Voilà, reprit-il en revenant sur ses pas, voilà le Pont-des-Arts, dont l’inutile balcon ne supportera jamais, sur son garde-fou ridicule de quelques centimètres de largeur, le noble dépôt de l’in-folio triséculaire qui a flatté les yeux de dix générations de l’aspect de sa couverture en peau de truie et de ses fermoirs de bronze ; passage profondément emblématique, à la vérité, qui conduit du château à l’Institut par un chemin qui n’est pas celui de la science. Je ne sais si je me trompe, mais l’invention de cette espèce de pont devait être pour l’érudit une révélation flagrante de la décadence des bonnes lettres.

 

Voilà, dit toujours Théodore en passant sur la place du Louvre, la blanche enseigne d’un autre libraire actif et ingénieux ; elle a longtemps fait palpiter mon cœur, mais je ne l’aperçois plus sans une émotion pénible, depuis que Techener s’est avisé de faire réimprimer avec les caractères de Tastu, sur un papier éblouissant et sous un cartonnage coquet, les gothiques merveilles de Jehan Bonfons de Paris, de Jehan Mareschal de Lyon, et de Jehan de Chaney d’Avignon, bagatelles introuvables qu’il a multipliées en délicieuses contrefaçons. Le papier d’un blanc neigeux me fait horreur, mon ami, et il n’est rien que je ne lui préfère, si ce n’est ce qu’il devient quand il a reçu, sous le coup de barre d’un bourreau de pressier, l’empreinte déplorable des rêveries et des sottises de ce siècle de fer.

 

Théodore soupirait de plus belle ; il allait de mal en pis.

 

Nous arrivâmes ainsi dans la rue des Bons-Enfants, au riche bazar littéraire des ventes publiques de Silvestre, local honoré des savants, où se sont succédé en un quart de siècle plus d’inappréciables curiosités que n’en renferma jamais la bibliothèque des Ptolémées, qui n’a peut être pas été brûlée par Omar, quoi qu’en disent nos radoteurs d’historiens.

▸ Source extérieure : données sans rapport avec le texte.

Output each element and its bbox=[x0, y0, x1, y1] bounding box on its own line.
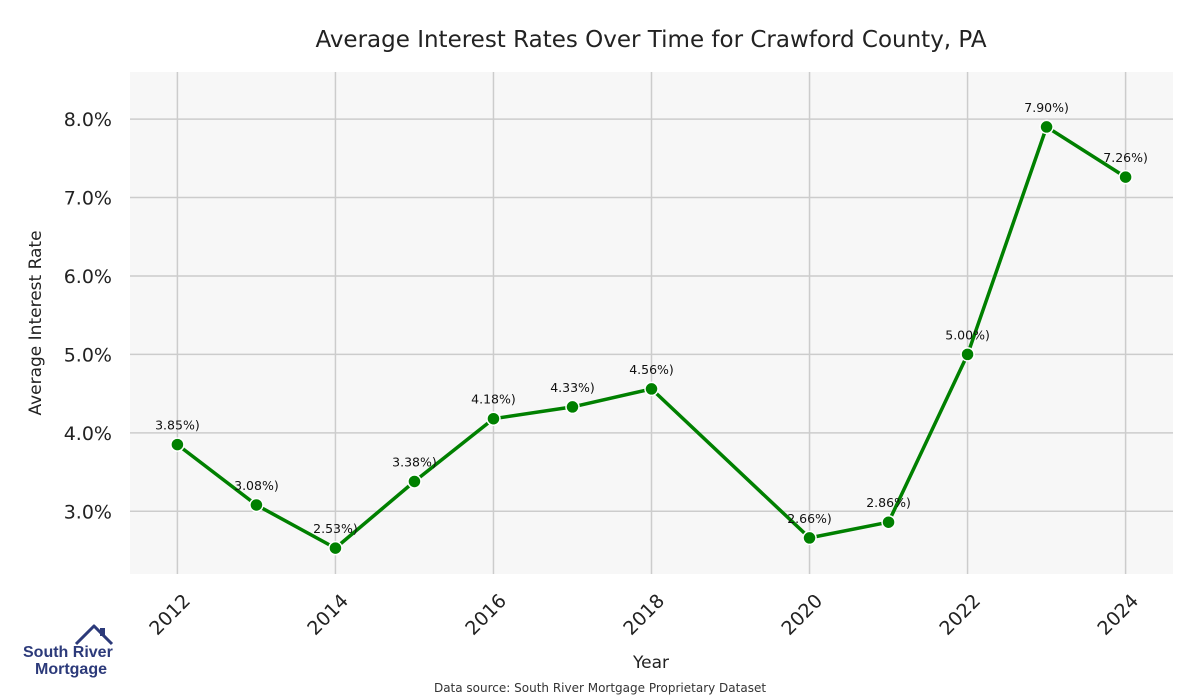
data-point bbox=[802, 530, 817, 546]
data-label: 4.33%) bbox=[550, 380, 595, 395]
x-tick-label: 2020 bbox=[777, 590, 827, 640]
x-tick-label: 2022 bbox=[935, 590, 985, 640]
grid-lines bbox=[130, 72, 1173, 574]
x-tick-label: 2016 bbox=[461, 590, 511, 640]
data-label: 3.38%) bbox=[392, 454, 437, 469]
data-point bbox=[486, 411, 501, 426]
y-axis-label: Average Interest Rate bbox=[26, 230, 46, 415]
y-tick-label: 3.0% bbox=[64, 501, 112, 523]
data-point bbox=[407, 474, 422, 489]
data-point bbox=[1039, 119, 1054, 135]
x-tick-label: 2012 bbox=[145, 590, 195, 640]
y-tick-label: 5.0% bbox=[64, 344, 112, 366]
x-tick-label: 2018 bbox=[619, 590, 669, 640]
logo-text-line1: South River bbox=[23, 644, 113, 661]
x-axis-label: Year bbox=[632, 653, 669, 673]
logo-text-line2: Mortgage bbox=[35, 661, 107, 678]
data-point bbox=[328, 540, 343, 556]
data-point bbox=[1118, 169, 1133, 185]
data-points bbox=[170, 119, 1133, 556]
data-point bbox=[644, 381, 659, 397]
data-source-note: Data source: South River Mortgage Propri… bbox=[433, 681, 767, 695]
house-roof-icon bbox=[74, 624, 114, 646]
x-tick-label: 2024 bbox=[1093, 590, 1143, 640]
data-point bbox=[960, 347, 975, 362]
data-label: 5.00%) bbox=[945, 327, 990, 342]
y-axis-ticks: 3.0% 4.0% 5.0% 6.0% 7.0% 8.0% bbox=[64, 109, 112, 523]
data-label: 3.08%) bbox=[234, 478, 279, 493]
x-tick-label: 2014 bbox=[303, 590, 353, 640]
data-label: 7.26%) bbox=[1103, 150, 1148, 165]
data-label: 2.86%) bbox=[866, 495, 911, 510]
company-logo: South River Mortgage bbox=[18, 620, 118, 682]
data-label: 2.53%) bbox=[313, 521, 358, 536]
y-tick-label: 6.0% bbox=[64, 266, 112, 288]
data-point bbox=[249, 497, 264, 513]
x-axis-ticks: 2012 2014 2016 2018 2020 2022 2024 bbox=[145, 590, 1143, 640]
data-line bbox=[176, 125, 1127, 550]
data-label: 4.56%) bbox=[629, 362, 674, 377]
data-labels: 3.85%) 3.08%) 2.53%) 3.38%) 4.18%) 4.33%) 4.56… bbox=[155, 100, 1148, 536]
data-label: 2.66%) bbox=[787, 511, 832, 526]
data-point bbox=[565, 399, 580, 415]
data-label: 3.85%) bbox=[155, 418, 200, 433]
data-point bbox=[881, 514, 896, 530]
y-tick-label: 7.0% bbox=[64, 188, 112, 210]
series-line bbox=[176, 125, 1127, 550]
y-tick-label: 4.0% bbox=[64, 423, 112, 445]
data-label: 4.18%) bbox=[471, 392, 516, 407]
chart-title: Average Interest Rates Over Time for Cra… bbox=[315, 27, 986, 53]
y-tick-label: 8.0% bbox=[64, 109, 112, 131]
data-label: 7.90%) bbox=[1024, 100, 1069, 115]
data-point bbox=[170, 437, 185, 452]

Jamais je n’avais vu étaler tant de splendides volumes.

 

— Malheureux ceux qui les vendent ! dis-je à Théodore.

 

— Ils sont morts, répondit-il, ou ils en mourront.

 

Mais la salle était vide. On n’y remarquait plus que l’infatigable M. Thour, facsimilant avec une patiente exactitude, sur des cartes soigneusement préparées, les titres des ouvrages qui avaient échappé la veille à son investigation quotidienne. Homme heureux entre tous les hommes, qui possède, dans ses cartons, par ordre de matières, l’image fidèle du frontispice de tous les livres connus ! C’est en vain, pour celui-là, que toutes les productions de l’imprimerie périront dans la première et prochaine révolution que les progrès de la perfectibilité nous assurent. Il pourra léguer à l’avenir le catalogue complet de la bibliothèque universelle. Il y avait certainement un tact admirable de prescience à prévoir de si loin le moment où il serait temps de compiler l’inventaire de la civilisation. Quelques années encore, et l’on n’en parlera plus.